Food has often decided the course of history too, as the British know only too well. The spark which lit the flame of the American Revolution was the Boston Tea Party of 1773, an act of insurrection against heavy taxes on a staple drink. Ireland's independence became inevitable after the Great Potato Famine of the 19th century devastated the island's population. And there is the Salt March of 1930, which started as a protest against a British retail monopoly in colonial India, and grew into a massive civil disobedience movement.
For better or worse, food remains an important symbol of national identity, as indispensable as a flag or a national anthem. Fish and chips in the case of England, haggis in Scotland, or burgers and apple pies in the case of the United States. When US soldiers were asked during World War II what they were fighting for, their most common answer was 'for mom and apple pie', a patriotic link exploited ever since by American politicians.
The Indonesian-Malaysian tussle over who 'owns' the beef rendang dish is well known in South-east Asia. Over in the Middle East, there is just as passionate a dispute between Lebanon and Israel over hummus, with both countries trying to claim the chickpea dip as exclusively their own.
The less-than-polite nicknames which the French and English use for each other are related to food: the English call the French 'frogs', while the French refer to the English as 'le rosbif'.
And, since food equates with national identity, it is also used as a proxy for confrontations between nations. That was the case with a move by some US congressmen in 2003 to rename French fries as 'freedom fries', in retaliation against French opposition to America's decision to invade Iraq. What's forgotten in the food fight: The fries originated in Belgium.
French politicians also play this game: They frequently use McDonald's restaurants as an example of everything bad or vulgar in US culture, carefully skirting around the inconvenient fact that, on a per capita basis, the French have long been the best European customers of McDonald's.
Yet probably the trickiest problem for politicians is the association between eating habits and social classes.
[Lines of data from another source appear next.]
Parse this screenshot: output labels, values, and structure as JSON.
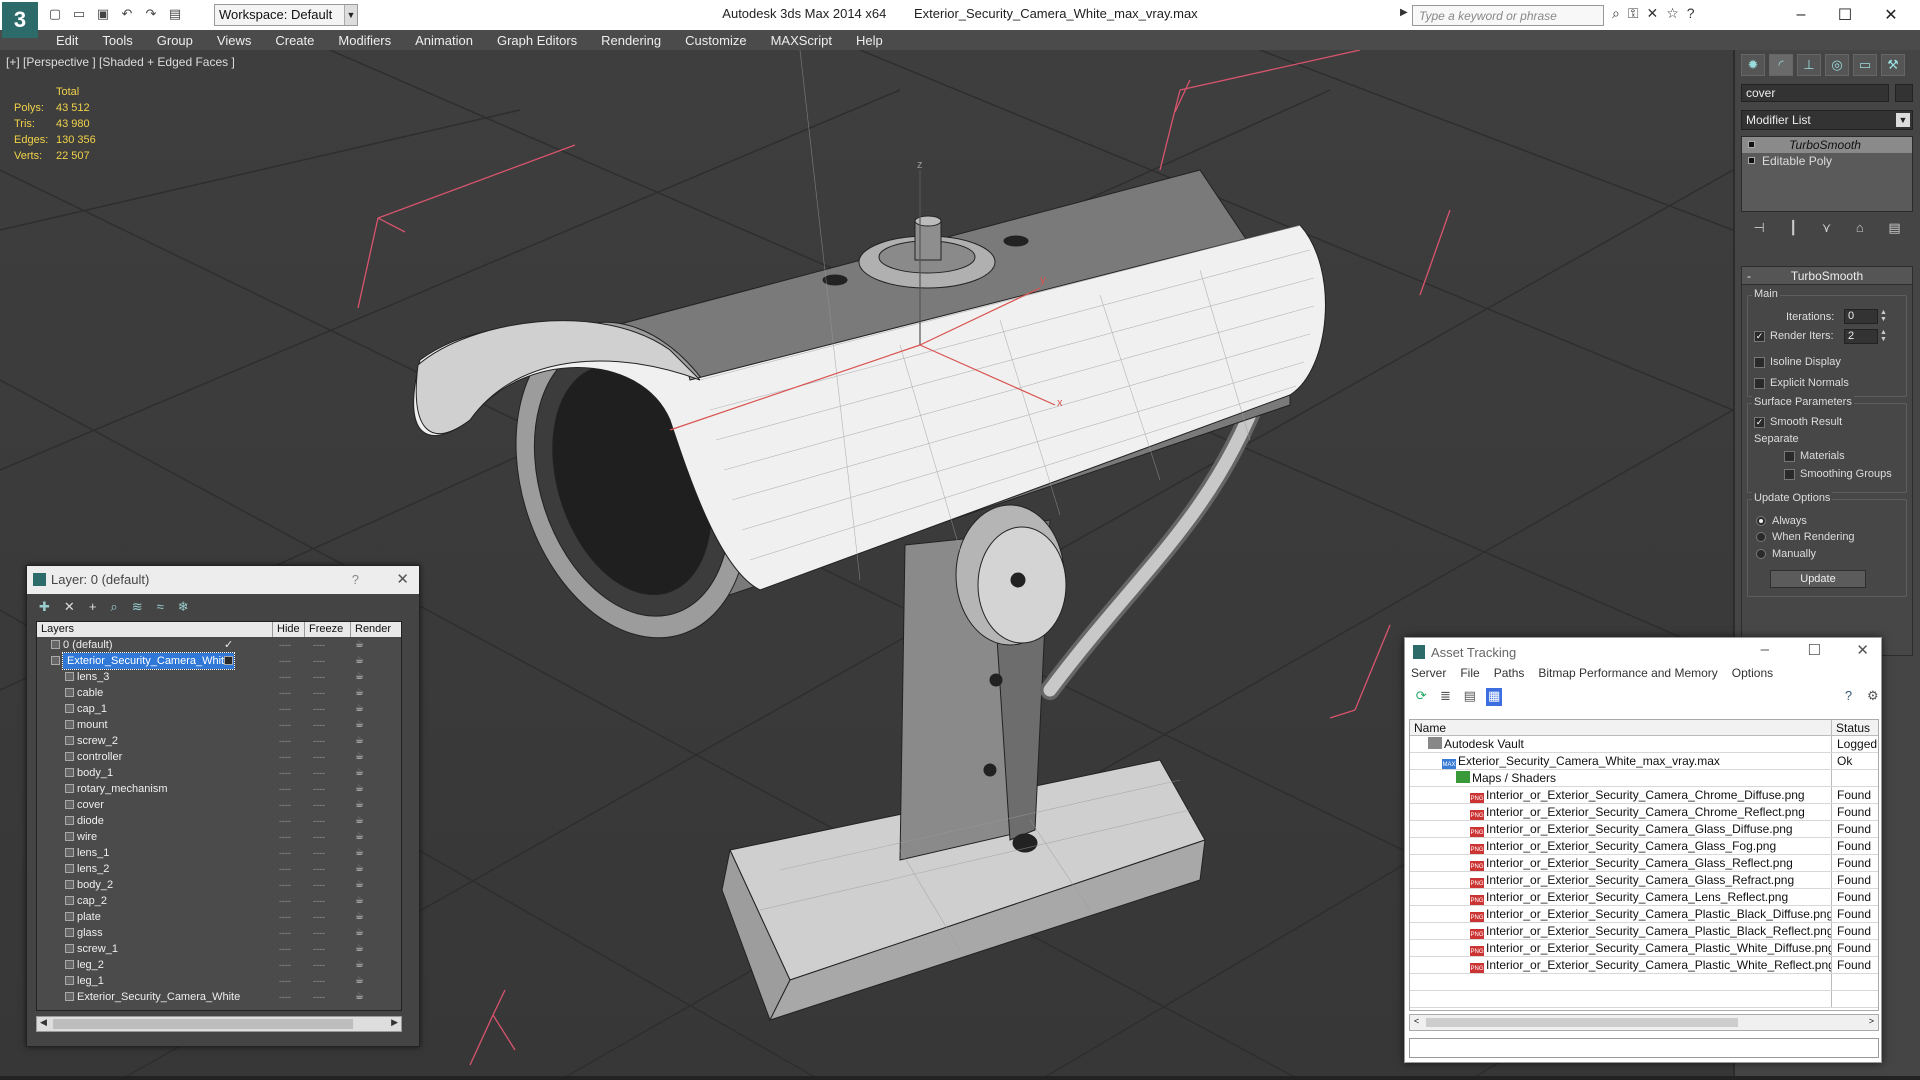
{
  "app": {
    "icon_letter": "3",
    "title": "Autodesk 3ds Max  2014 x64",
    "file": "Exterior_Security_Camera_White_max_vray.max",
    "workspace": "Workspace: Default",
    "search_placeholder": "Type a keyword or phrase"
  },
  "menu": [
    "Edit",
    "Tools",
    "Group",
    "Views",
    "Create",
    "Modifiers",
    "Animation",
    "Graph Editors",
    "Rendering",
    "Customize",
    "MAXScript",
    "Help"
  ],
  "viewport": {
    "label": "[+] [Perspective ] [Shaded + Edged Faces ]",
    "stats_header": "Total",
    "stats": [
      {
        "k": "Polys:",
        "v": "43 512"
      },
      {
        "k": "Tris:",
        "v": "43 980"
      },
      {
        "k": "Edges:",
        "v": "130 356"
      },
      {
        "k": "Verts:",
        "v": "22 507"
      }
    ],
    "axis": {
      "x": "x",
      "y": "y",
      "z": "z"
    }
  },
  "command_panel": {
    "object_name": "cover",
    "modifier_list": "Modifier List",
    "stack": [
      "TurboSmooth",
      "Editable Poly"
    ],
    "rollout_title": "TurboSmooth",
    "main_label": "Main",
    "iterations_label": "Iterations:",
    "iterations_value": "0",
    "render_iters_label": "Render Iters:",
    "render_iters_value": "2",
    "isoline": "Isoline Display",
    "explicit_normals": "Explicit Normals",
    "surface_params": "Surface Parameters",
    "smooth_result": "Smooth Result",
    "separate": "Separate",
    "materials": "Materials",
    "smoothing_groups": "Smoothing Groups",
    "update_options": "Update Options",
    "always": "Always",
    "when_rendering": "When Rendering",
    "manually": "Manually",
    "update_button": "Update"
  },
  "layer_window": {
    "title": "Layer: 0 (default)",
    "help": "?",
    "columns": [
      "Layers",
      "Hide",
      "Freeze",
      "Render"
    ],
    "rows": [
      {
        "name": "0 (default)",
        "level": 1
      },
      {
        "name": "Exterior_Security_Camera_White",
        "level": 1,
        "selected": true
      },
      {
        "name": "lens_3",
        "level": 2
      },
      {
        "name": "cable",
        "level": 2
      },
      {
        "name": "cap_1",
        "level": 2
      },
      {
        "name": "mount",
        "level": 2
      },
      {
        "name": "screw_2",
        "level": 2
      },
      {
        "name": "controller",
        "level": 2
      },
      {
        "name": "body_1",
        "level": 2
      },
      {
        "name": "rotary_mechanism",
        "level": 2
      },
      {
        "name": "cover",
        "level": 2
      },
      {
        "name": "diode",
        "level": 2
      },
      {
        "name": "wire",
        "level": 2
      },
      {
        "name": "lens_1",
        "level": 2
      },
      {
        "name": "lens_2",
        "level": 2
      },
      {
        "name": "body_2",
        "level": 2
      },
      {
        "name": "cap_2",
        "level": 2
      },
      {
        "name": "plate",
        "level": 2
      },
      {
        "name": "glass",
        "level": 2
      },
      {
        "name": "screw_1",
        "level": 2
      },
      {
        "name": "leg_2",
        "level": 2
      },
      {
        "name": "leg_1",
        "level": 2
      },
      {
        "name": "Exterior_Security_Camera_White",
        "level": 2
      }
    ],
    "dash": "----"
  },
  "asset_tracking": {
    "title": "Asset Tracking",
    "menu": [
      "Server",
      "File",
      "Paths",
      "Bitmap Performance and Memory",
      "Options"
    ],
    "columns": [
      "Name",
      "Status"
    ],
    "rows": [
      {
        "name": "Autodesk Vault",
        "status": "Logged",
        "level": 0,
        "kind": "vault"
      },
      {
        "name": "Exterior_Security_Camera_White_max_vray.max",
        "status": "Ok",
        "level": 1,
        "kind": "max"
      },
      {
        "name": "Maps / Shaders",
        "status": "",
        "level": 2,
        "kind": "folder"
      },
      {
        "name": "Interior_or_Exterior_Security_Camera_Chrome_Diffuse.png",
        "status": "Found",
        "level": 3,
        "kind": "png"
      },
      {
        "name": "Interior_or_Exterior_Security_Camera_Chrome_Reflect.png",
        "status": "Found",
        "level": 3,
        "kind": "png"
      },
      {
        "name": "Interior_or_Exterior_Security_Camera_Glass_Diffuse.png",
        "status": "Found",
        "level": 3,
        "kind": "png"
      },
      {
        "name": "Interior_or_Exterior_Security_Camera_Glass_Fog.png",
        "status": "Found",
        "level": 3,
        "kind": "png"
      },
      {
        "name": "Interior_or_Exterior_Security_Camera_Glass_Reflect.png",
        "status": "Found",
        "level": 3,
        "kind": "png"
      },
      {
        "name": "Interior_or_Exterior_Security_Camera_Glass_Refract.png",
        "status": "Found",
        "level": 3,
        "kind": "png"
      },
      {
        "name": "Interior_or_Exterior_Security_Camera_Lens_Reflect.png",
        "status": "Found",
        "level": 3,
        "kind": "png"
      },
      {
        "name": "Interior_or_Exterior_Security_Camera_Plastic_Black_Diffuse.png",
        "status": "Found",
        "level": 3,
        "kind": "png"
      },
      {
        "name": "Interior_or_Exterior_Security_Camera_Plastic_Black_Reflect.png",
        "status": "Found",
        "level": 3,
        "kind": "png"
      },
      {
        "name": "Interior_or_Exterior_Security_Camera_Plastic_White_Diffuse.png",
        "status": "Found",
        "level": 3,
        "kind": "png"
      },
      {
        "name": "Interior_or_Exterior_Security_Camera_Plastic_White_Reflect.png",
        "status": "Found",
        "level": 3,
        "kind": "png"
      }
    ]
  },
  "colors": {
    "accent": "#2f78d8",
    "stats": "#f1d24a",
    "gizmo": "#d9534f",
    "bbox": "#e0607a"
  }
}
The challenge for any leader is not merely to pretend to love every humble dish, but do so convincingly enough for the voters. And that's an art for which no recipe is available. Former US president George W. Bush was often praised for his ability to mingle with ordinary people in diners; he looked authentically American while munching a burger in a way other would-be presidents - such as Mr Al Gore or Mrs Hillary Clinton - never managed.
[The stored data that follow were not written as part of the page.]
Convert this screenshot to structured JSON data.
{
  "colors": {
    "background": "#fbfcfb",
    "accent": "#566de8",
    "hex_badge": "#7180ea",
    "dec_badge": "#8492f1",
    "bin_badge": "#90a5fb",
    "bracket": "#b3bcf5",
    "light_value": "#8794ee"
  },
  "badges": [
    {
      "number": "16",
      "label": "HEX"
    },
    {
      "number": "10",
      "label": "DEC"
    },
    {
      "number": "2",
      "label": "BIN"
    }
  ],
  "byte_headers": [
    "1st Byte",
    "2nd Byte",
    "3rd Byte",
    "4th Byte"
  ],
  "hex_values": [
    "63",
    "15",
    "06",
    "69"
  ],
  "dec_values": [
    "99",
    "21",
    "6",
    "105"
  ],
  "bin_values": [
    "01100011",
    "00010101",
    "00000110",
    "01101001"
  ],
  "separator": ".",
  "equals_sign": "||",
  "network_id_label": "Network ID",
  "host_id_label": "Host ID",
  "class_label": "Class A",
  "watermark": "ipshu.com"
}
Over in class-conscious Britain, Sussex University professor Tim Bale claims 'there isn't anywhere else in the world where there is such a distinction between what the people at the top and what the people at the bottom eat'.
That's probably an exaggeration, although Mr Peter Mandelson, a Labour Party heavyweight, will not be allowed to forget the occasion he mistook mushy peas - a dish eaten almost exclusively by unskilled workers in north England - for guacamole, an avocado-based dip preferred by upwardly mobile individuals in southern England.
The only consolation for politicians is that the link between food and social classes is not immutable; it can change. The humble potato, for instance, used to be considered as exclusively working-class diet, but now graces even the most aristocratic of tables. And the same seems to be happening to the Cornish pasty: A chain of British restaurants is now seeking to elevate the dish to 'designer status'.